The complaint also alleged: “Russian intelligence services then disseminated the stolen, confidential materials through GRU Operative #1, as well as WikiLeaks and Assange, who were actively supported by the Trump Campaign and Trump Associates as they released and disclosed the information to the American public at a time and in a manner that served their common goals.”
At the time the DNC filed its complaint, the New York Times wrote that the document relies on “publicly-known facts” as well as “information that has been disclosed in news reports and subsequent court proceedings.” The lawsuit “comes amid a swirl of intensifying scrutiny of Mr. Trump, his associates and their interactions with Russia,” the Times wrote.

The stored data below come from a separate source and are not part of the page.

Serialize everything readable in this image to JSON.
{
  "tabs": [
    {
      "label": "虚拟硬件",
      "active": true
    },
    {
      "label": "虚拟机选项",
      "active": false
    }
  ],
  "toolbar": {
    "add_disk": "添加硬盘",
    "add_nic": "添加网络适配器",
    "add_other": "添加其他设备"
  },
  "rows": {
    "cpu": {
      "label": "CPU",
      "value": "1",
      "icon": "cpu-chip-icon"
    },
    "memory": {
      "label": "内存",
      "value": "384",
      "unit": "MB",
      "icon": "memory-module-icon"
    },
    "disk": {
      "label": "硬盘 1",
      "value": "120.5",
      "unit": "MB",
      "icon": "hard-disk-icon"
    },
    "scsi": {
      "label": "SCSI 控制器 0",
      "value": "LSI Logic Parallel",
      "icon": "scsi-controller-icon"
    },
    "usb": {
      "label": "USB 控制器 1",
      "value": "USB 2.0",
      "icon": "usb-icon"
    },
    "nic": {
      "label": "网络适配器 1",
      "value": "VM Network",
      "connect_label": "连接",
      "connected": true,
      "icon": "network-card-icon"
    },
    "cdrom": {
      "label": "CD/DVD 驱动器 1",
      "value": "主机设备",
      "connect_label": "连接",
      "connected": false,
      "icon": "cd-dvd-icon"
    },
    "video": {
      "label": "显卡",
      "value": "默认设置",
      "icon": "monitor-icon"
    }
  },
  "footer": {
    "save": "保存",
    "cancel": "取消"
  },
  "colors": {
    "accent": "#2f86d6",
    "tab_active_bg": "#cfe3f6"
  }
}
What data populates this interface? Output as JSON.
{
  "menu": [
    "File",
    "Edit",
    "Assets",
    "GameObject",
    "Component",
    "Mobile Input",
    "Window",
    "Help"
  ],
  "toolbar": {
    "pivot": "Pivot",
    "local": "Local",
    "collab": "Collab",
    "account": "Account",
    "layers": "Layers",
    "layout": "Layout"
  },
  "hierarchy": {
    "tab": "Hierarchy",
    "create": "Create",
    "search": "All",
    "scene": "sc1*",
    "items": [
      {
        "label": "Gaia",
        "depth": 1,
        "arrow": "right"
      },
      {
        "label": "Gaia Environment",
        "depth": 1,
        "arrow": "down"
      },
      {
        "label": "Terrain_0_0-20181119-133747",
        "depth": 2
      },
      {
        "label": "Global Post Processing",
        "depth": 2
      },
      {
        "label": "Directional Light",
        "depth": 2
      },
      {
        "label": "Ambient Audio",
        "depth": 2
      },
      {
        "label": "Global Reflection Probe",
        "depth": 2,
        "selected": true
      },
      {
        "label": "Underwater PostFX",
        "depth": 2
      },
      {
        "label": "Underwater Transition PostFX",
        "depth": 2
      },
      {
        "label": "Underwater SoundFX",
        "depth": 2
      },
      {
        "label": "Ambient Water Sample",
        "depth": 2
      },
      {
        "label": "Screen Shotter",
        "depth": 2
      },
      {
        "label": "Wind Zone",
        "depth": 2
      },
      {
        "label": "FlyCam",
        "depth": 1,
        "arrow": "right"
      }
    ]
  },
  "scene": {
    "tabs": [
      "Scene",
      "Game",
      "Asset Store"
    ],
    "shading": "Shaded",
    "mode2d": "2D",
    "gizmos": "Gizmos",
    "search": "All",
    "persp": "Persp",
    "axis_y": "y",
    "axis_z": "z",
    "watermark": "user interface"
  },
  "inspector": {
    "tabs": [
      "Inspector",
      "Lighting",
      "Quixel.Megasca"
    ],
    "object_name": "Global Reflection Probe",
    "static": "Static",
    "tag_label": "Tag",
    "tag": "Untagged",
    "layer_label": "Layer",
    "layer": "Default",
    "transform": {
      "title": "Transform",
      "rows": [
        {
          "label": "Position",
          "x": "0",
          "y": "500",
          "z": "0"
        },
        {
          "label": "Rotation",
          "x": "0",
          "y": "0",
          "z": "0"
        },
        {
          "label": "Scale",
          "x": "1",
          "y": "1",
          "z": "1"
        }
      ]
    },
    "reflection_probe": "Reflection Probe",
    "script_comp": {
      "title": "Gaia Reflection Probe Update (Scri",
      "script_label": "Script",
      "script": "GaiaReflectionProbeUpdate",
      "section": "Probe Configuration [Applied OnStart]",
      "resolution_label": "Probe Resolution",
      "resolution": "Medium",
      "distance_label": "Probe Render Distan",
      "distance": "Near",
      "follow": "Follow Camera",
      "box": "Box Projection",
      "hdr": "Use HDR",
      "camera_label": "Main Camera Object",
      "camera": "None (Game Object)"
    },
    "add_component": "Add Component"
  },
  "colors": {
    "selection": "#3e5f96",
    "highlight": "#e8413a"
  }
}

It is deeply ironic that Judge Koeltl cited the Pentagon Papers case, New York Times Co. v. United States, in his ruling.
The DNC’s baseless complaint cited the New York Times eight times as “proof” of Assange and WikiLeaks’ ties to Russia, including articles by Times reporters Andrew Kramer, Michael Gordon, Niraj Chokshi, Sharon LaFraniere, K.K. Rebecca Lai, Eric Lichtblau, Noah Weiland, Alicia Parlapiano and Ashley Parker, as well as a July 26, 2016 article by Charlie Savage titled “Assange, avowed foe of Clinton, timed email release for Democratic Convention.”
The first of these articles was published just weeks after the New York Times hired James Bennet as its editorial page editor in March 2016. James Bennet’s brother, Michael Bennet, is a presidential candidate, a senator from Colorado and former chair of the DNC’s Democratic Senatorial Campaign Committee. In 2018, Bennet signed a letter to Vice President Mike Pence noting he was “extremely concerned” that Ecuador had not canceled asylum for Assange, who was then trapped in the Ecuadorian embassy in London.
“It is imperative,” the letter read, “that you raise US concerns with [Ecuadorian] President [Lenin] Moreno about Ecuador’s continued support for Mr. Assange at a time when WikiLeaks continues its efforts to undermine democratic processes globally.”
In April 2019, after the Trump administration announced charges against Assange, the New York Times editorial board, under James Bennet’s direction, wrote: “The administration has begun well by charging Mr. Assange with an indisputable crime.” Two weeks later, Michael Bennet announced his presidential run and has since enjoyed favorable coverage in the Times editorial page.
Additionally, the father of James and Michael Bennet, Douglas Bennet, headed the CIA-linked United States Agency for International Development in the late 1970s and early 1980s.
On Wednesday, the Times published a brief, six-paragraph article on page 25 under the headline, “DNC lawsuit against election is dismissed.” In its online edition, the Times prominently featured a link to its special page for the Mueller Report, which is based on the same DNC-instigated threadbare lies that Judge Koeltl kicked out of federal court.